Apple CEO Tim Cook delivers commencement speech for Tulane’s Class of 2019

Campbell Lutz, Senior Staff Reporter

Few life events are as consequential or memorable as a college graduation. Each year, Tulane hosts graduation in New Orleans’ massive Mercedes-Benz Superdome and puts on a ceremony meant to match the significance of the event. Complete with fireworks and New Orleans-style jazz music, this year’s May 18 ceremony honored Tulane’s Class of 2019 graduates.

For some students, the highlight of the day was Apple CEO Tim Cook’s keynote address. The speech received widespread attention, and a variety of news outlets including CNBC and The New Orleans Advocate reported on it.

Tim Cook
Courtesy of Tulane University

Before Cook took the stage, President Michael Fitts came to the podium and gave a brief introduction. Fitts jokingly lamented that Cook, a native of the Alabama coast, chose to attend nearby Auburn University instead of Tulane.

“Tim, let me just say, we still want you,” Fitts said. “In fact, we want you so badly we’re giving you a degree today.”

In addition to Cook, U.S. Rep. John Lewis, New York Times Executive Editor Dean Baquet and actress Blythe Danner received honorary doctorates.

After giving Cook an open invitation to drop in on any Tulane class he wants in the future, Fitts went on to praise Cook’s achievements as CEO of Apple and welcomed him to the podium to loud applause from the crowd.

Cook started off his long-anticipated speech by giving a shoutout to the volunteers who helped set up and the bartenders at The Boot Bar and Grill. He also gave a shoutout to the city of New Orleans. In his days as an Auburn undergraduate, Cook said, he and his friends would make frequent trips to the Big Easy, drawn by the city’s “beignets and beers.”

But his praise for New Orleans went beyond the local cuisine and nightlife.
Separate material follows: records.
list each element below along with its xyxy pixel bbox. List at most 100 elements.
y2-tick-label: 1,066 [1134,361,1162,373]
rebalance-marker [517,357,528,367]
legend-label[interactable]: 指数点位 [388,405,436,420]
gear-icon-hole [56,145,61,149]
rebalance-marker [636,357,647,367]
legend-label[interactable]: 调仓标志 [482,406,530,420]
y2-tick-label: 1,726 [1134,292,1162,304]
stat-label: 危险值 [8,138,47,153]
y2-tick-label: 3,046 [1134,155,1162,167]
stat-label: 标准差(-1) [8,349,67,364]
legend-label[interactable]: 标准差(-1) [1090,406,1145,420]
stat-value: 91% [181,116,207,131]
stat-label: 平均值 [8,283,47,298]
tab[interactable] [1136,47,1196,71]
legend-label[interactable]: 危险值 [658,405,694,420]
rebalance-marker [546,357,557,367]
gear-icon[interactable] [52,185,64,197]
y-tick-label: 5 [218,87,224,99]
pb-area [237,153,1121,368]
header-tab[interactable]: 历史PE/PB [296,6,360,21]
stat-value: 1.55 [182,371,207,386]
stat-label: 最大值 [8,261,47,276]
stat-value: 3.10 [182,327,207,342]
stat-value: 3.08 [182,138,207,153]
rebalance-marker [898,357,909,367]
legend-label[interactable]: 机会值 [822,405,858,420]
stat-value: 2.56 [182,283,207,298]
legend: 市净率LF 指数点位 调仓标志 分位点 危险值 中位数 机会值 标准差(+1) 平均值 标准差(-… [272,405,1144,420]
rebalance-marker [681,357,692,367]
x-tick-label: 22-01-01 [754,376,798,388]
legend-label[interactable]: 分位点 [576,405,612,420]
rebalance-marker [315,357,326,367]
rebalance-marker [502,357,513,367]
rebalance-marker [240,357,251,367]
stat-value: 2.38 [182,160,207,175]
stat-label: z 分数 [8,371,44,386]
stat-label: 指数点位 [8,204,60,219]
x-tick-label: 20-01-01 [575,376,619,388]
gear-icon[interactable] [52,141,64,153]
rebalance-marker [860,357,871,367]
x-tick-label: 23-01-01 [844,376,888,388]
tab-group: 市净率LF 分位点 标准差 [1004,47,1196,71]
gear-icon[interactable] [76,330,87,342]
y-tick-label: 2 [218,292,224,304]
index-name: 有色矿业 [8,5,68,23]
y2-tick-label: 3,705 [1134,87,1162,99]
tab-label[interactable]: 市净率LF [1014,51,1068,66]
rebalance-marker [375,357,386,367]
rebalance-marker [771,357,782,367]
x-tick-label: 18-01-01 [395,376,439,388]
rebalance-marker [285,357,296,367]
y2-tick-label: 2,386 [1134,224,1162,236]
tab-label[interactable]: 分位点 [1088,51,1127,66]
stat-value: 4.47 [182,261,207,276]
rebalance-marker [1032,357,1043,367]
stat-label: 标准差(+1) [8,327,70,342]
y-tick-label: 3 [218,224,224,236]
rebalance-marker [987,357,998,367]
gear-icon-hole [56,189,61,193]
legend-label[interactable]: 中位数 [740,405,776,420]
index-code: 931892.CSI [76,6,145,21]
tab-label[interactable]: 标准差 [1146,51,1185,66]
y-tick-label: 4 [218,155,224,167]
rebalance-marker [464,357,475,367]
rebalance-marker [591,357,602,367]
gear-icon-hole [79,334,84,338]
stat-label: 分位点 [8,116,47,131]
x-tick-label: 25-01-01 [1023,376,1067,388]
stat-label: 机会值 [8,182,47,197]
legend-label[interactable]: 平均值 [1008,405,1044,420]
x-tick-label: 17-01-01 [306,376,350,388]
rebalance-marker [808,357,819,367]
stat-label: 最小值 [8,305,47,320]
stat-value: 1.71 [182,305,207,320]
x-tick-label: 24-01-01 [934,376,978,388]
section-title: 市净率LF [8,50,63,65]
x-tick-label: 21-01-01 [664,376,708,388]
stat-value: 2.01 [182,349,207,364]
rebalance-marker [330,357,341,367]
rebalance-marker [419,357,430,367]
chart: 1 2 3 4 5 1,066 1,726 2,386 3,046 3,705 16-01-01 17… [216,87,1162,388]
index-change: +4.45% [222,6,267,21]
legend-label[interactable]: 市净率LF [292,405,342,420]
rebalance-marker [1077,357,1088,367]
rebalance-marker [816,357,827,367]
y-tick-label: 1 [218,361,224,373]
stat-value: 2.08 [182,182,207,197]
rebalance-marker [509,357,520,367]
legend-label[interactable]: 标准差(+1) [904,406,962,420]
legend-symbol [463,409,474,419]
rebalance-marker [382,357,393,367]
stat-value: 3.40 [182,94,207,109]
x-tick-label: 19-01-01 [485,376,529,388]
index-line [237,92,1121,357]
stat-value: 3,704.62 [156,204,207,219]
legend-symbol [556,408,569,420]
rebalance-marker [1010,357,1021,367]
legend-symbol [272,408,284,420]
You’ve been fortunate to live, learn, and grow in a city where human currents blend into something magical and unexpected, where unmatched beauty — natural beauty, literary beauty, musical beauty, cultural beauty — seems to spring unexpectedly from the bayou,” Cook said. 

Tim Cook
Courtesy of Tulane University

The disaster-prone city’s unlikely position on the edge of the bayou is, according to Cook, a testament to the importance of working hard and putting forth an effort in the face of adversity.

He challenged students to question the status quo. Just as Cook accepted a leadership position at Apple in the 1990s at a time when the company was on the verge of bankruptcy and the industry’s future was uncertain, he told students to seek out society’s greatest problems. That, he said, is where professional achievement is to be found.

“Whatever you do, don’t make the mistake of being too cautious,” Cook said. “Don’t assume that by staying put, the ground won’t move beneath your feet. The status quo simply won’t last.”

The crowd cheered when Cook mentioned the challenge presented by climate change as an example of the need to innovate. He cited the people in Louisiana whose homes and livelihoods are threatened by rising sea levels. Empathy, according to Cook, is the best way to break down the political lines that divide society and improve the world.

Cook ended his speech on a note of hope.

“Call upon your grit,” Cook said. “Try something. You may succeed. You may fail. But make it your life’s work to remake the world, because there is nothing more beautiful or worthwhile than working to leave something better for humanity.”